IMPORTANT: this is a test-transformation, a real world sorting exercise would also include a “Sorted Merge” step to keep the data sorted. I was too lazy to redo the screenshots though
The clustered transformations now also support logging to databases:

As you can see, we added the name of the transformation in the dialog to show the log of all the slave transformations executed.
This feature makes it easier to see the execution log on the remote server, after the run.
It is now also possible to use the execution stats in a JavaScript job entry (previously called Evaluation):

As such, you can validate that the number of input rows where the same as the output rows. The numbers returned to are the total amounts, the sum of the stats for all the slave transformations.
To finish up for today, here is a sample where we partition data in a certain fashion:

This sample reads a file on the master, then sends if off to 2 slave servers (over TCP/IP sockets).
The data then needs to be partitioned. That means that data from one slave server needs to go to all the others. For this Nx(N-1) sockets are opened for each partition that’s running on the slave server.
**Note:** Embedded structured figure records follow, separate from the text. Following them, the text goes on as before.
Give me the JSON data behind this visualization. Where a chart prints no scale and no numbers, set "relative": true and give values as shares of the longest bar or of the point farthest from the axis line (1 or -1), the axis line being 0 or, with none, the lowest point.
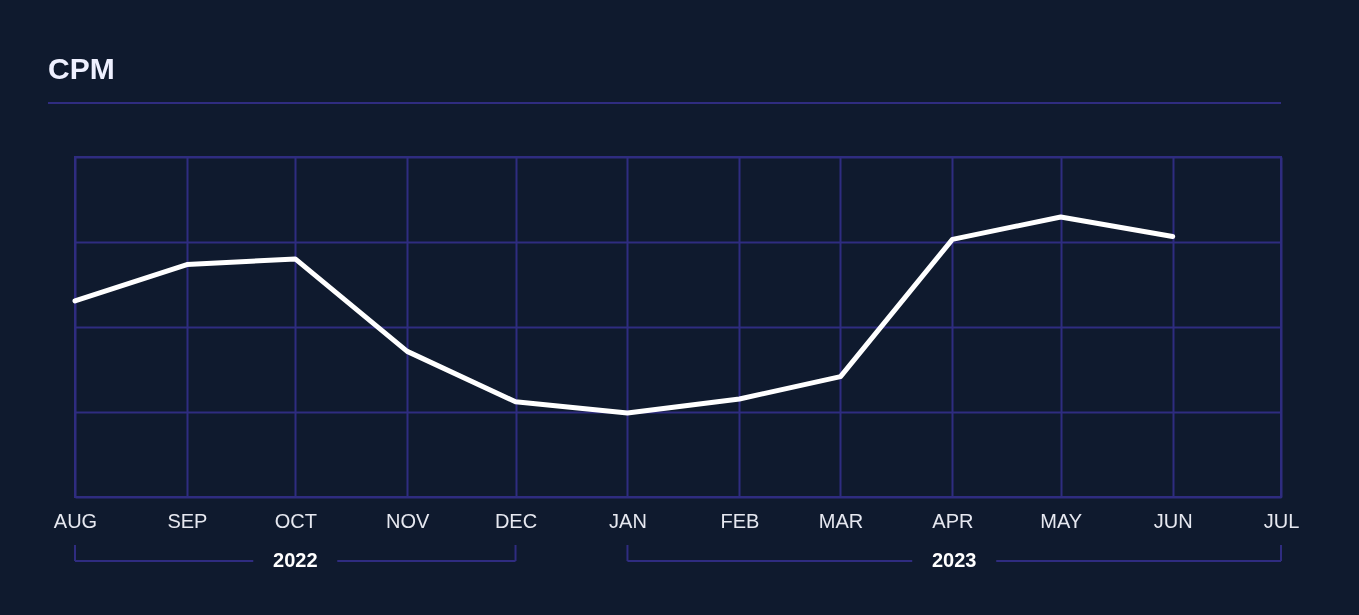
{
  "chart_data": {
    "type": "line",
    "title": "CPM",
    "relative": true,
    "grid": true,
    "marker": "none",
    "line_style": "solid",
    "x": [
      "2022-08",
      "2022-09",
      "2022-10",
      "2022-11",
      "2022-12",
      "2023-01",
      "2023-02",
      "2023-03",
      "2023-04",
      "2023-05",
      "2023-06"
    ],
    "xlim": [
      "2022-08",
      "2023-07"
    ],
    "xticks": [
      {
        "value": "2022-08",
        "label": "AUG"
      },
      {
        "value": "2022-09",
        "label": "SEP"
      },
      {
        "value": "2022-10",
        "label": "OCT"
      },
      {
        "value": "2022-11",
        "label": "NOV"
      },
      {
        "value": "2022-12",
        "label": "DEC"
      },
      {
        "value": "2023-01",
        "label": "JAN"
      },
      {
        "value": "2023-02",
        "label": "FEB"
      },
      {
        "value": "2023-03",
        "label": "MAR"
      },
      {
        "value": "2023-04",
        "label": "APR"
      },
      {
        "value": "2023-05",
        "label": "MAY"
      },
      {
        "value": "2023-06",
        "label": "JUN"
      },
      {
        "value": "2023-07",
        "label": "JUL"
      }
    ],
    "series": [
      {
        "color": "#ffffff",
        "values": [
          0.7,
          0.83,
          0.85,
          0.52,
          0.34,
          0.3,
          0.35,
          0.43,
          0.92,
          1.0,
          0.93
        ]
      }
    ],
    "annotations": [
      "2022",
      "2023"
    ]
  }
}
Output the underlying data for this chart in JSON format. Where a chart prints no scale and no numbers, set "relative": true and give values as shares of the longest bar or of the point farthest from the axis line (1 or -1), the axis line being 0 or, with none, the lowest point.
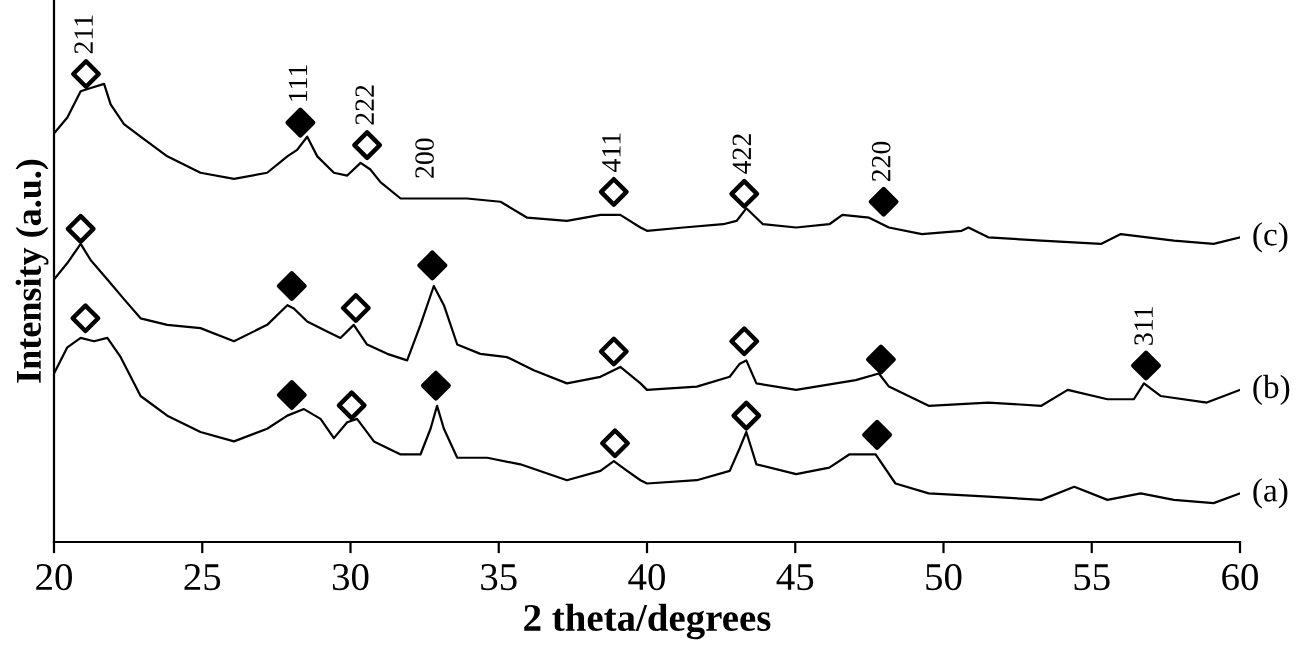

In this case we have 2 partitions running meaning that we open 4 extra sockets to make sure the data can find a way to the correct partition.
In the picture above, the “Text File Output” and “Get the partition Nr” steps are partitioned using the same partition schema and as such, the data stays in the same “swimming lane” without any performance loss.
The Dummy Step (note that the icon has changed since I took the screenshot) is doing the re-partitioning here. If you open the generated slave transformations you will see the form that these transformations take:
A slave transformation sample using 20 extra sockets to re-partition the data.
We are also correctly setting a number of internal variables for your convenience now. This allows you to read/write the data from/to partitioned files, etc.
The Dx2 or Dx10 means that the partitioning is dynamic: 2 or 10 partitions per slave server in the cluster:

The advances in 3.0 shown above are making sure that the Kettle engine allows you to scale beyond a single box. In fact, it will allow you to get the maximum out of your favorite disk subsystem by attacking your data in parallel.
Until next time,
P.S. Don’t you just love these new icons